Order-independent fuzzy matching of "Firstname Lastname"/"Lastname Firstname" in R?

1.2k Views Asked by At

I have two lists of names for the same set of students which have been collected separately. There are numerous typographical errors and I have been using fuzzy matching to link the two lists. I am 99+% there with agrep and similar, but am stuck on the following basic problem: how can I match (for example) the forenames "Adrian Bruce" and "Bruce Adrian"? The Levenshtein edit distance is no good for this particular case as it counts number of substitutions.

This must be a very common problem, but I cannot find any standard R package or routine for addressing it. I presume I am missing something obvious...???

2

There are 2 best solutions below

0
On

The technique I usually use is pretty robust and relatively insensitive to ordering, punctuation, etc.. It's based on objects called "n-grams". If n=2, "bigrams". For instance:

"Adrian Bruce" --> ("Ad","dr","ri","ia","an","n "," B","Br","ru","uc","ce")
"Bruce Adrian" --> ("Br","ru","uc","ce","e "," A","Ad","dr","ri","ia","an")

Each string has 11 bigrams. 9 of them are in common. Thus, the similarity score is very high: 9/11 or 0.818 where 1.000 is a perfect match.

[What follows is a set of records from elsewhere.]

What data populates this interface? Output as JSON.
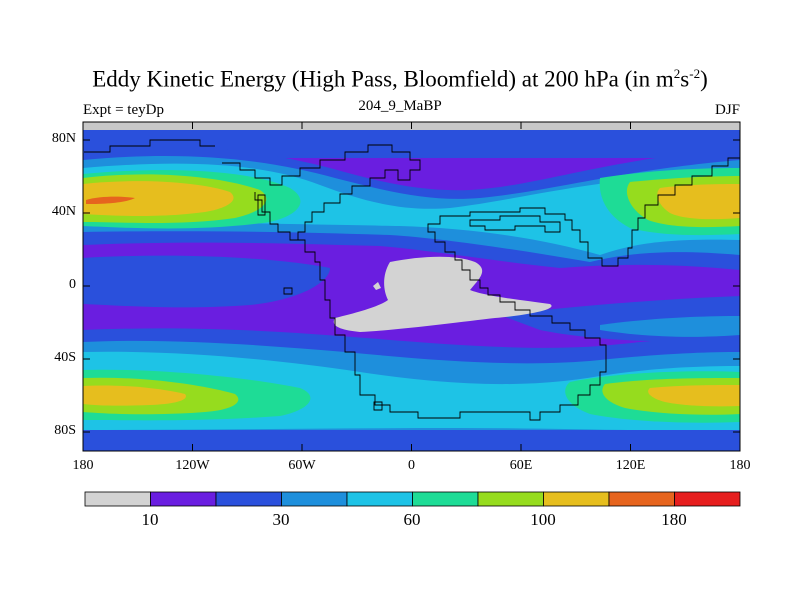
{
  "title": {
    "main": "Eddy Kinetic Energy (High Pass, Bloomfield) at 200 hPa (in m",
    "sup1": "2",
    "mid": "s",
    "sup2": "-2",
    "tail": ")"
  },
  "left_label": "Expt = teyDp",
  "center_label": "204_9_MaBP",
  "right_label": "DJF",
  "lat_labels": [
    "80N",
    "40N",
    "0",
    "40S",
    "80S"
  ],
  "lon_labels": [
    "180",
    "120W",
    "60W",
    "0",
    "60E",
    "120E",
    "180"
  ],
  "colorbar": {
    "colors": [
      "#d3d3d3",
      "#6a1ee0",
      "#2a50dc",
      "#1e8fdc",
      "#1ec3e6",
      "#1edc96",
      "#96dc1e",
      "#e6be1e",
      "#e6641e",
      "#e61e1e"
    ],
    "labels": [
      "10",
      "30",
      "60",
      "100",
      "180"
    ]
  },
  "palette": {
    "purple": "#6a1ee0",
    "blue": "#2a50dc",
    "midblue": "#1e8fdc",
    "cyan": "#1ec3e6",
    "teal": "#1edc96",
    "green": "#96dc1e",
    "yellow": "#e6be1e",
    "orange": "#e6641e",
    "gray": "#d3d3d3",
    "topstrip": "#c8c8c8"
  }
}
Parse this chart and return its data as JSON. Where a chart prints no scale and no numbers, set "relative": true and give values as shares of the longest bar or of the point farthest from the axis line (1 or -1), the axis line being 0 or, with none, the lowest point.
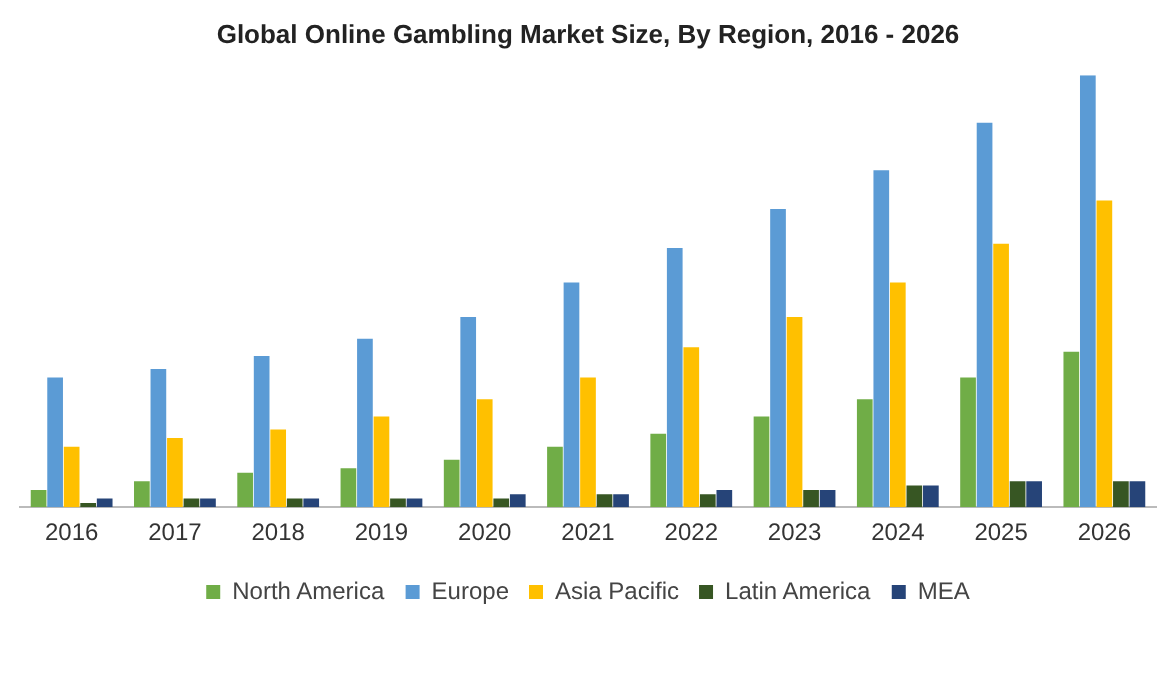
{
  "chart_data": {
    "type": "bar",
    "title": "Global Online Gambling Market Size, By Region, 2016 - 2026",
    "relative": true,
    "grid": false,
    "legend": "bottom",
    "categories": [
      "2016",
      "2017",
      "2018",
      "2019",
      "2020",
      "2021",
      "2022",
      "2023",
      "2024",
      "2025",
      "2026"
    ],
    "series": [
      {
        "name": "North America",
        "color": "#70ad47",
        "values": [
          0.04,
          0.06,
          0.08,
          0.09,
          0.11,
          0.14,
          0.17,
          0.21,
          0.25,
          0.3,
          0.36
        ]
      },
      {
        "name": "Europe",
        "color": "#5b9bd5",
        "values": [
          0.3,
          0.32,
          0.35,
          0.39,
          0.44,
          0.52,
          0.6,
          0.69,
          0.78,
          0.89,
          1
        ]
      },
      {
        "name": "Asia Pacific",
        "color": "#ffc000",
        "values": [
          0.14,
          0.16,
          0.18,
          0.21,
          0.25,
          0.3,
          0.37,
          0.44,
          0.52,
          0.61,
          0.71
        ]
      },
      {
        "name": "Latin America",
        "color": "#375623",
        "values": [
          0.01,
          0.02,
          0.02,
          0.02,
          0.02,
          0.03,
          0.03,
          0.04,
          0.05,
          0.06,
          0.06
        ]
      },
      {
        "name": "MEA",
        "color": "#264478",
        "values": [
          0.02,
          0.02,
          0.02,
          0.02,
          0.03,
          0.03,
          0.04,
          0.04,
          0.05,
          0.06,
          0.06
        ]
      }
    ]
  }
}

I am not very familiar with R, but if a package does not exist, this technique is very easy to code. You can write a code that loops through the bigrams of string 1 and tallies how many are contained in string 2.

3
On

Well, one fairly easy way is to swap the words and match again...

y=c("Bruce Almighty", "Lee, Bruce", "Leroy Brown")
y2 <- sub("(.*) (.*)", "\\2 \\1", y)

agrep("Bruce Lee", y)  # No match
agrep("Bruce Lee", y2) # Match!